The researchers of Beckman Institute of the University of Illinois at Urbana-Champaign have invented a method that deploys ultrashort laser pulses to visualize extracellular vesicles in the tissue samples without using stains or labeling compounds.
Fremont, CA: The growth in the number of these tiny vesicles is known to be linked with cancer wherein cancer cells use them to communicate with each other. Henceforth, microscopically visualizing them could be useful in detecting cancer progression. In the current scenario, the researchers are leveraging labels and stains so that they can see particular structures in tissue samples, like extracellular vesicles. This leads to the creation of extra work and expenses and continuously means that the tissue sample is not usable for any other type of analysis in the future. The researchers have come up with a new imaging technique, which does not require staining or labels.

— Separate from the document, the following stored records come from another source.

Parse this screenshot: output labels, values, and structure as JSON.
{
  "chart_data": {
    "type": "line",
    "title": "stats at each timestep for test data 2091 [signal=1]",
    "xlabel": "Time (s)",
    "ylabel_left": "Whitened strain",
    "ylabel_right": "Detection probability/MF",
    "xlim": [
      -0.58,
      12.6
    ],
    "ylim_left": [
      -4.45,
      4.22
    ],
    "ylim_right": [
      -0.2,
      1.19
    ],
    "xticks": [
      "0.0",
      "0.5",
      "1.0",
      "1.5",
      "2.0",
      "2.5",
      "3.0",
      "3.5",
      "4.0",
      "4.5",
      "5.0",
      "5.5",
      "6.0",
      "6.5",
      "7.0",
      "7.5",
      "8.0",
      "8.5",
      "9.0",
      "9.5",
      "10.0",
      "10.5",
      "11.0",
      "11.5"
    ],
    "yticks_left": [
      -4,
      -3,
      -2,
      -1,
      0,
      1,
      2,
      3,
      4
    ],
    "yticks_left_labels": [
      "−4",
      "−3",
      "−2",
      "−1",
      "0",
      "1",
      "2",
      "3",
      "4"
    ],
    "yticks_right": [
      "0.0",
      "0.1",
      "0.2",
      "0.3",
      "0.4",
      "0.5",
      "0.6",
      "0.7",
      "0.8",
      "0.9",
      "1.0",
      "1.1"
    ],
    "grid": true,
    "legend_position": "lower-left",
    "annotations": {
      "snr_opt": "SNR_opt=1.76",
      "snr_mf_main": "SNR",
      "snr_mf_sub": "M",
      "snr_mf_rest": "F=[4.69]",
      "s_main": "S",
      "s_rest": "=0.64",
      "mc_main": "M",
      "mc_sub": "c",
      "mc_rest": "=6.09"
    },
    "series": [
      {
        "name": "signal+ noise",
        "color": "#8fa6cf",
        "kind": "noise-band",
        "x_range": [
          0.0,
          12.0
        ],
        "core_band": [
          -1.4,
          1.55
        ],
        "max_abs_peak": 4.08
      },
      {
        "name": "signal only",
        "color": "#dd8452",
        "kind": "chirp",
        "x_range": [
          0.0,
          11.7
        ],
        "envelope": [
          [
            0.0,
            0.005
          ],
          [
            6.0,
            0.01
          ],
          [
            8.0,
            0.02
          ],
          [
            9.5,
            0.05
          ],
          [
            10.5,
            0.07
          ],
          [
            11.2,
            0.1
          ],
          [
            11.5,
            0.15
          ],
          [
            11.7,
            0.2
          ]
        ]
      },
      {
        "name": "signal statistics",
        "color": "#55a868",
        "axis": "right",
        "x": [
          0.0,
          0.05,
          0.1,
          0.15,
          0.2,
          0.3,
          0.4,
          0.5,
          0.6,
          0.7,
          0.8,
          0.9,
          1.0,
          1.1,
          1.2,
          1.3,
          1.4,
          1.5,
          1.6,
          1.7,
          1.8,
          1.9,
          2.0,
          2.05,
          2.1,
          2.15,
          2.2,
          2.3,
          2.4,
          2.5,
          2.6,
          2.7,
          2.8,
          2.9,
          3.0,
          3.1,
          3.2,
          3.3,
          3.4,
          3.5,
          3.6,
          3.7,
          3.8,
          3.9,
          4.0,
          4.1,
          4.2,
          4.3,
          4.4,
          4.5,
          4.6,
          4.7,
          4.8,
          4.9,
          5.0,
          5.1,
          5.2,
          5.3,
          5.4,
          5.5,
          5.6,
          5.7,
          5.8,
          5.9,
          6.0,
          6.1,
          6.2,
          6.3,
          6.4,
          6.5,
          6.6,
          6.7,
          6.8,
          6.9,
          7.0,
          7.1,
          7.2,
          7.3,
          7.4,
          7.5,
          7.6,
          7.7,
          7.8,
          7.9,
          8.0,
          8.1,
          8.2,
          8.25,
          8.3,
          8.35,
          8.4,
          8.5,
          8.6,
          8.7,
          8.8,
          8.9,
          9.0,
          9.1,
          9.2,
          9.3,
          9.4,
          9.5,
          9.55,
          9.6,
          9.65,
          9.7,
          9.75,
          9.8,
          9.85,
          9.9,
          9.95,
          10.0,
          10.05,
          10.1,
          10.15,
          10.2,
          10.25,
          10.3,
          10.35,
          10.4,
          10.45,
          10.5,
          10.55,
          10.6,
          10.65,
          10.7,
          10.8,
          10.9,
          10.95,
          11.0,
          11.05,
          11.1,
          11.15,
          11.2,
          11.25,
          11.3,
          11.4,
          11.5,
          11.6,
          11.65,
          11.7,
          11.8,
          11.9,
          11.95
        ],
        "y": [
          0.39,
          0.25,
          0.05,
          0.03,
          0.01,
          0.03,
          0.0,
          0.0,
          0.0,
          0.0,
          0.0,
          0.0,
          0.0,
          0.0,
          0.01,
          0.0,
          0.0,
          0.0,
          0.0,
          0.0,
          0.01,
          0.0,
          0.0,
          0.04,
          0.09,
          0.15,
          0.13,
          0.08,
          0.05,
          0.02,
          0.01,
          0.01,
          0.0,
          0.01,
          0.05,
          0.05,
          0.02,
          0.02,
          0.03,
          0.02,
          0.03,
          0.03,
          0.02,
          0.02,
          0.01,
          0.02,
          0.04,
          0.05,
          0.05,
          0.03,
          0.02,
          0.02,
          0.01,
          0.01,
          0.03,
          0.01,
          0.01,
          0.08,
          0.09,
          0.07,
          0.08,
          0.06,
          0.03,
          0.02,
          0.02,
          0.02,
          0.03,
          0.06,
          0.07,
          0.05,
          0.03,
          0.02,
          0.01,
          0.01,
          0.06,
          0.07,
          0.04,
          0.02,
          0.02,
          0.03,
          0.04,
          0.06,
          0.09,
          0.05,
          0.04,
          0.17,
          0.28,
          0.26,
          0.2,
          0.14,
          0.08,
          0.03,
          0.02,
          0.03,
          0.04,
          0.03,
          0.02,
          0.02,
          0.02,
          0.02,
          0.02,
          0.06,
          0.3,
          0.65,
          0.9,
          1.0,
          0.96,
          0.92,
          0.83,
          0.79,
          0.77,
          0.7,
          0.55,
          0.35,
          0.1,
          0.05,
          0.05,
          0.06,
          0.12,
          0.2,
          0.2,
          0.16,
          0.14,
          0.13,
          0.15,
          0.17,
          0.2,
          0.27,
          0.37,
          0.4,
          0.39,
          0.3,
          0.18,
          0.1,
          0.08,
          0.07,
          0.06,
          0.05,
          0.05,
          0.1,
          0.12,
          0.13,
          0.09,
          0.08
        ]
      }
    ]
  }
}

The imaging method comprises directing ultrashort laser pulses at the imagined tissue sample that helps the researchers to detect the optical signature of the structures. They can even acquire the information about the structure and metabolism of the living tissue. The imaging systems enable them to see many intricate details about the tissue, cells, and functions compared with the current ways of imaging.
Various structures within the tissue offer different signals which help the researchers to distinguish between them. Two mechanisms are involved in the imaging. The tissue components emit multiple types of fluorescence that come in different colors, and the other mechanism involves the molecular structures that, when aligned in a certain way, will provide you with a completely different set of colors.
The technique leads to creating some striking images, but it additionally has the potential to help out with the diagnostics. Until now, the researchers have used it to analyze extracellular vesicles, which a mark of tumor progression.
Another application comprises using a technique to discern between cancerous and healthy tissue in tissue samples from the tumor border that is obtained during the surgery to help the surgeons determine if the entire tumor is successfully removed. The researchers are trying to use the label-free technique to see the tissue in the surgical room itself, and after they get the images, they use deep learning, which can act as a differentiator between cancerous and normal breast tissue.